3. Hai allenato nazionali, club di alto livello, giocatori stellari… ma qual è la cosa che vuoi ancora dimostrare come allenatore?
Ho avuto la fortuna di lavorare con alcuni dei migliori giocatori e squadre, ed ogni esperienza mi ha formato. Ma una cosa che voglio ancora dimostrare è che posso costruire qualcosa di duraturo, qualcosa che vada oltre i risultati e i trofei. Voglio creare una cultura in cui gli atleti crescano non solo come giocatori, ma anche come persone. Ho vinto partite e titoli, ma ciò che mi motiva davvero è costruire una legacy, qualcosa di significativo e duraturo.
4. Se chiedessimo ai tuoi ex giocatori di descriverti con una parola, quale pensi che userebbero?
Penso che molti direbbero che sono “esigente”, ma nel senso positivo del termine (ride). Li sprono perché credo in loro e voglio che si mantengano a standard elevati.
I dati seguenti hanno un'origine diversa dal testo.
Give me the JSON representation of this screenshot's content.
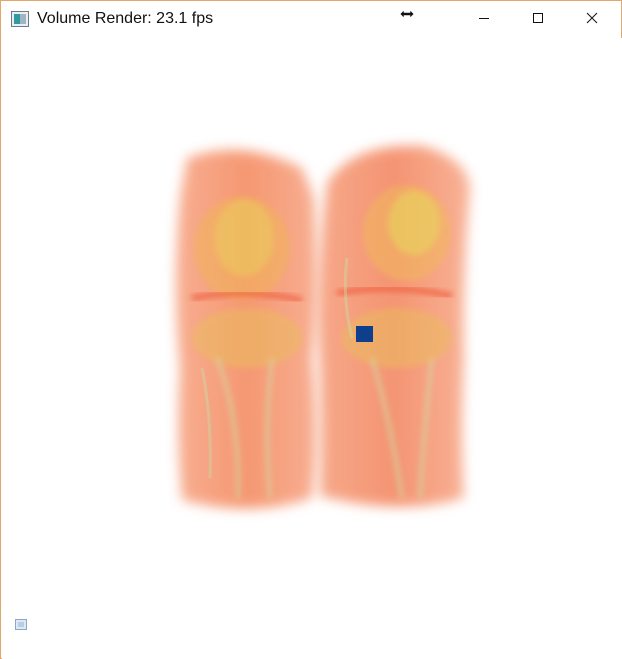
{
  "window": {
    "title": "Volume Render: 23.1 fps",
    "controls": {
      "minimize_icon": "minimize-icon",
      "maximize_icon": "maximize-icon",
      "close_icon": "close-icon"
    },
    "border_color": "#e3a66b"
  },
  "viewport": {
    "background": "#ffffff",
    "render": "knee-volume-render",
    "marker_color": "#0d3f8c",
    "corner_widget": "orientation-widget"
  }
}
Non si tratta solo di vincere; voglio che crescano nella loro versione migliore, dentro e fuori dal campo. Non sono sempre tenero con loro, ma sono sempre onesto. E non chiederò mai a un giocatore di fare qualcosa che io stesso non sarei disposto a fare.
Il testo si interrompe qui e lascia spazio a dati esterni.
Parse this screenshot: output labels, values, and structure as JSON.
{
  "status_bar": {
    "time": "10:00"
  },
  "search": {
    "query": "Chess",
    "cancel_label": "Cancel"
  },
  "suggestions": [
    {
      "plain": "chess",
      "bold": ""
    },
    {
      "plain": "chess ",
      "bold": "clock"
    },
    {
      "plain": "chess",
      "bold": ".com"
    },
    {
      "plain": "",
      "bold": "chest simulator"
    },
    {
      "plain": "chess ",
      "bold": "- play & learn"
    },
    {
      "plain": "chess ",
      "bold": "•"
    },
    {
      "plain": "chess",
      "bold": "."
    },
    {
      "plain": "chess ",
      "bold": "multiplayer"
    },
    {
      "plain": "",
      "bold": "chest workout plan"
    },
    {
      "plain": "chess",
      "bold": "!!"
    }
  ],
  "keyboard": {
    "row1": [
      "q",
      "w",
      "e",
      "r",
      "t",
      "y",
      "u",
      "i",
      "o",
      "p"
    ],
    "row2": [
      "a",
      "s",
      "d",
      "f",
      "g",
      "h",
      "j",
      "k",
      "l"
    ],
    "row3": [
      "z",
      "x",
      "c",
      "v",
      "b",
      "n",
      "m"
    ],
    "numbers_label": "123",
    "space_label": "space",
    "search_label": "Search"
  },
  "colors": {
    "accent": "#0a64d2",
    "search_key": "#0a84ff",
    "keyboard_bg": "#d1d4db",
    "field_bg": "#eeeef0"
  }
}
5. Qual è il tuo obiettivo principale con lo Zenit BC per questa stagione?
Direi che il nostro obiettivo è competere al massimo livello in ogni competizione e vincere. Ma oltre ai risultati, voglio che siamo una squadra con una forte identità, che gioca in modo altruista, con orgoglio e che non si tira mai indietro di fronte a una sfida. Voglio che siamo un gruppo di cui i nostri tifosi possano essere orgogliosi e che i nostri avversari rispettino.
6. Hai allenato Luka Dončić. Qual è la cosa più “alla Luka” che ha fatto e che ti ha lasciato senza parole?
Luka è una persona speciale e, soprattutto, un grande giocatore di basket. Mi lascia senza parole ogni singola volta che giochiamo, per quello che fa sul campo. In ogni partita porta qualcosa di nuovo che sorprende non solo me, ma tutti quelli che lo guardano.
7. Qual è il messaggio che vuoi mandare adesso ai tifosi dello Zenit?
Sono davvero orgoglioso di essere qui. È un onore entrare a far parte di un club con così tanta ambizione e tifosi così appassionati. A tutti i tifosi, il mio messaggio è semplice: “Sono qui per costruire qualcosa di forte, competitivo e duraturo. Capisco le aspettative e le accogliamo pienamente. Daremo tutto, in ogni allenamento, in ogni partita, in ogni momento, per rendervi orgogliosi. Costruiamolo insieme.”